In University President Drew G. Faust’s final semester, Harvard would seem like an interdisciplinary utopia. Driven by the “One Harvard” campaign, said to merge Harvard’s academic units into a larger academic community, students from every school fill course-preview classrooms to the brim.
But the fantasy ends there. After applying to cross-register into another Harvard school, a logistical hell awaits students, rendering cross-registration nearly impossible. Despite Harvard’s ceaseless promotion of “One Harvard,” when it comes to taking classes outside one’s school, it’s as if “One Harvard” never existed.
With few exceptions, whomever you ask, you’ll hear cross-registration horror stories. During shopping week this spring, a friend in the Graduate School of Education attended a total of eight courses at four different schools, with slim chances of getting accepted. A different friend attended a course preview at the Kennedy School, where the professor asked all cross-registrants to kindly leave the room since there was never enough space for non-Kennedy students. I personally petitioned to enroll in nine different courses outside of my school, and felt lucky when I got on the waitlist for just one. Even students who never attempted to cross-register have heard the rumors that it’s easier to register to MIT or Tufts than to a different Harvard unit.
The difficulty with cross-registration lies within dysfunctional Harvard school policies. Schools like the Law School, Kennedy School, and Business School often give their own students priority seats before considering out-of-school candidates. Other schools without formal cross-registration policies but limited class availability usually do the same. As a result, cross-registrants must wait until just moments before the registration deadlines to know if they have been accepted. If a class caps enrollment, they usually aren’t.
To make things worse, each school follows their own registration calendar, often with little to no communication between schools. Though relatively simple to resolve, poor communication has chronically plagued cross-registration; an op-ed written nearly a decade ago describes strikingly similar problems. For example, while students of the School of Public Health campaign for a seat in class in early December, students of the Graduate School of Education begin course shopping in January, long after all seats at the School of Public Health have been claimed.
In my and dozens of others' experience, the sum of all this looks like the following: You obsessively check course offerings at every school as soon as they become available. Once you’ve made a list of potential courses, you launch a massive e-mail campaign to their instructors, making sure to pad your qualifications and highlight how much you need this course. During course previews, you huddle up with other fellow cross-registrants, and you collectively calculate your chances of getting in based on the school’s policies and deadlines. Finally, you make a multi-layer contingency plan for all in-school and out-of-school courses you have applied for, and pray that it all somehow falls into place. Spoiler alert: It doesn’t, and then you’re back to square one, looking for last-minute in-school courses that accept students past the original deadline.

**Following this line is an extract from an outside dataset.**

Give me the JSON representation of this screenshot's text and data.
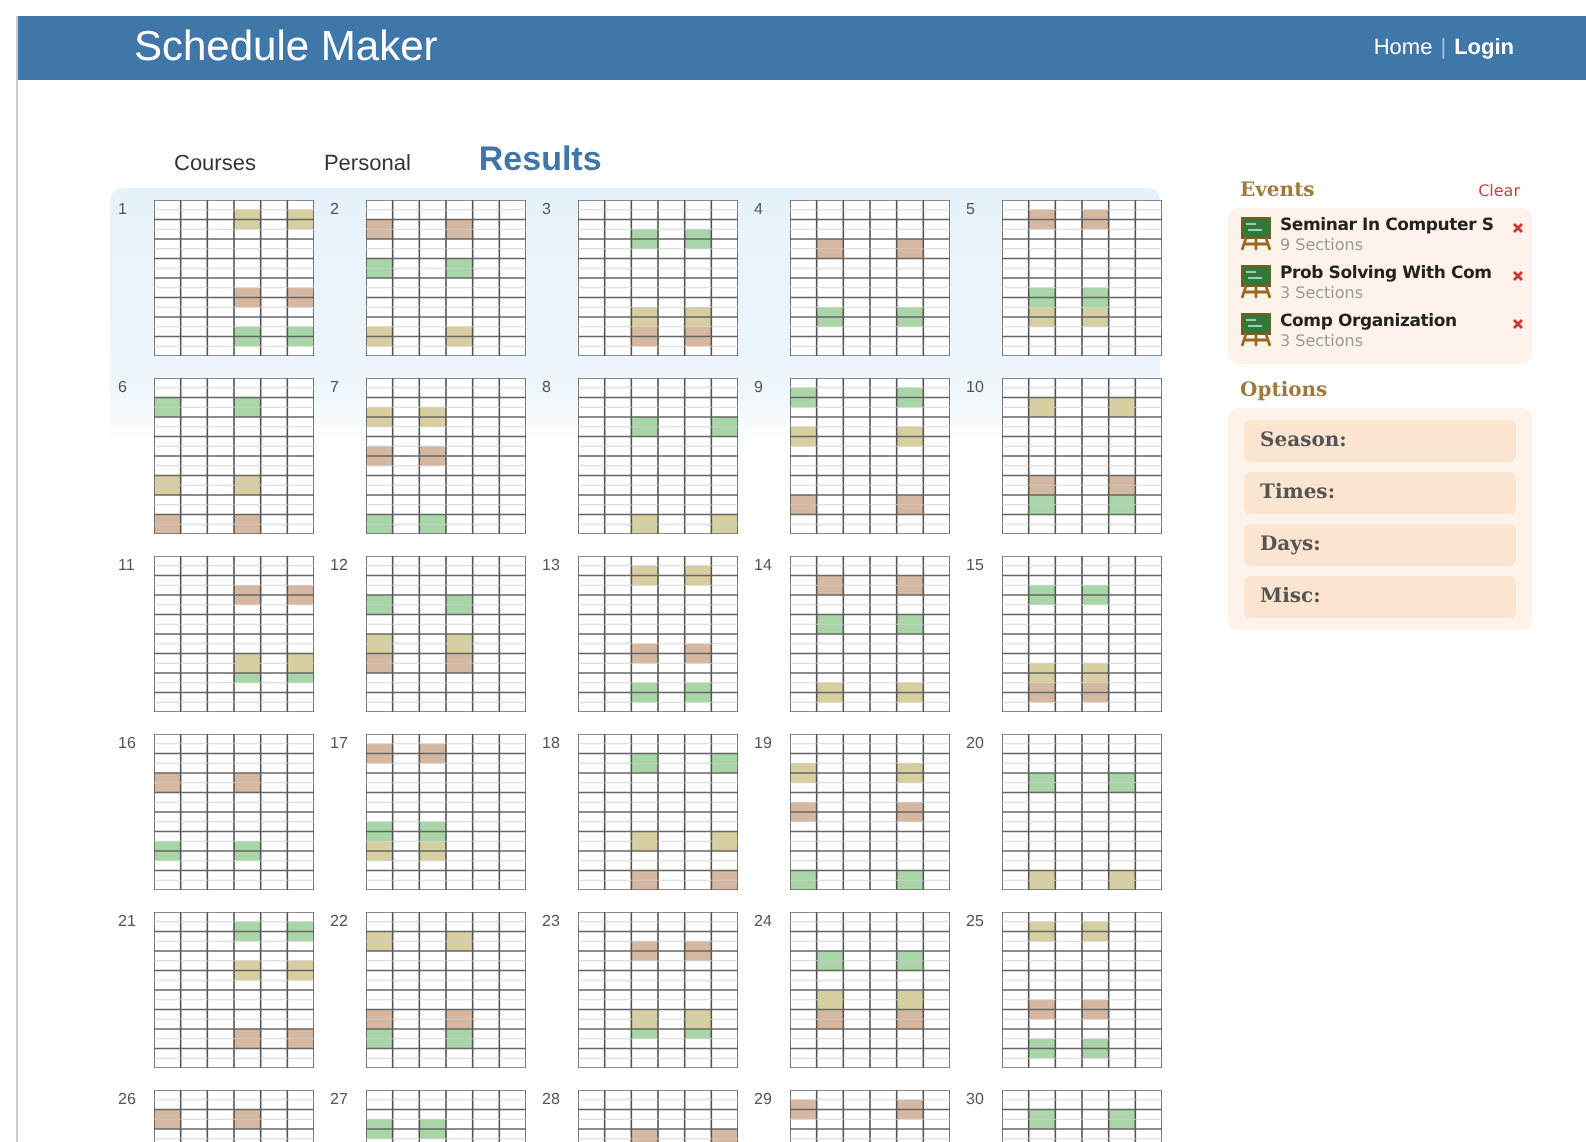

Why, then, does Harvard keep making this empty promise? It’s time to face the fact that, for many, cross-registration remains a selling point, a “you can study anything at Harvard” line in recruitment brochures that actively fails in practice. It’s a broken system, yet it claims that it works because students have the “right” to get rejected from everywhere beyond their own disciplines.
The arguable cornerstone of "One Harvard," cross-registration, has long failed to live up to expectations, and without it, its entire premise has been undermined. Harvard can never dream of seamless, rich, cross-disciplinary collaboration if it constricts students to their individual academic bubbles. In the words of Faust herself, to answer our world’s most pressing questions, “students and faculty must be enabled to draw easily on Harvard’s widely distributed strengths.”

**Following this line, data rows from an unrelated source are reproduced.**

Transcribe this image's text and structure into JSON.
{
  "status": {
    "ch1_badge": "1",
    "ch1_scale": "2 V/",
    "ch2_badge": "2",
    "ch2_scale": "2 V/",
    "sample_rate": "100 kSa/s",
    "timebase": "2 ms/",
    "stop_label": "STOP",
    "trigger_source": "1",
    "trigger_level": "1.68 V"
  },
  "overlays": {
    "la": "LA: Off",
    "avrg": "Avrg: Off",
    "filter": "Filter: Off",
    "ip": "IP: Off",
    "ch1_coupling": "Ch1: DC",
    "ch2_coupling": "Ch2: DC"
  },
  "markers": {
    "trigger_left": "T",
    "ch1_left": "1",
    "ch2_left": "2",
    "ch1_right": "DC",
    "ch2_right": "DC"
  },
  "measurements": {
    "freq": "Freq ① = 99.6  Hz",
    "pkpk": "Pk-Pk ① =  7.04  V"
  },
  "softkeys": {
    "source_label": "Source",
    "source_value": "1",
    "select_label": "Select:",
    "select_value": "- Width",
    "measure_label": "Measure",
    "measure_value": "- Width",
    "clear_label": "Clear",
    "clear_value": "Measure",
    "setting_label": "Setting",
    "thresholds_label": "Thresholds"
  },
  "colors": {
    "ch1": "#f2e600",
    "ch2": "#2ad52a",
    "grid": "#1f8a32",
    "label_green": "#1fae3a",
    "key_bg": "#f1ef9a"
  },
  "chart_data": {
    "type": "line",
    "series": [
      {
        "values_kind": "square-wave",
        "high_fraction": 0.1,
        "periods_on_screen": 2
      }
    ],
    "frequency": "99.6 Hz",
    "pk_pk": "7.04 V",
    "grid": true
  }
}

This argument does not ask for schools to prioritize other students over their own. Certainly, when degrees require specific courses, and when certain courses require particularly skilled students, it makes sense to limit cross-registration. But keeping cross-registrants floating in limbo defies the “One Harvard” message. It supplants curiosity and innovation with bitter resignation. Understandably, anyone who has experienced the stress and disappointment of cross-registration will spare themselves the agony next semester and cling to their own school.
It’s too late for students in the 2017-18 academic year and those who pursue yearlong degrees. However, we must urge Faust’s successor to make much-needed changes to the cross-registration system in the following years. If they turn their gaze towards instances of successful cross-registration, they will find some common themes: stratified lotteries. Reserved seats to ensure space for cross-registrants. Open enrollment, multiple sections, and joint offerings to meet demand. Timely, well-communicated deadlines and notification of enrollment. And more importantly, in these classes they will find a diverse group of students collaborating, thinking deeply, and meeting their true potential. Isn’t that what Harvard’s all about?
While individual professors sometimes adopt more relaxed registration practices for their classes, it’s now time for administrative action. Harvard can still deliver on their promise of interdisciplinary education without sacrificing a whole lot. Only this time, cross-registration must work as advertised: for all students, not just those who get lucky.
Despoina Lioliou is a master’s student in Human Development & Psychology at the Harvard Graduate School of Education.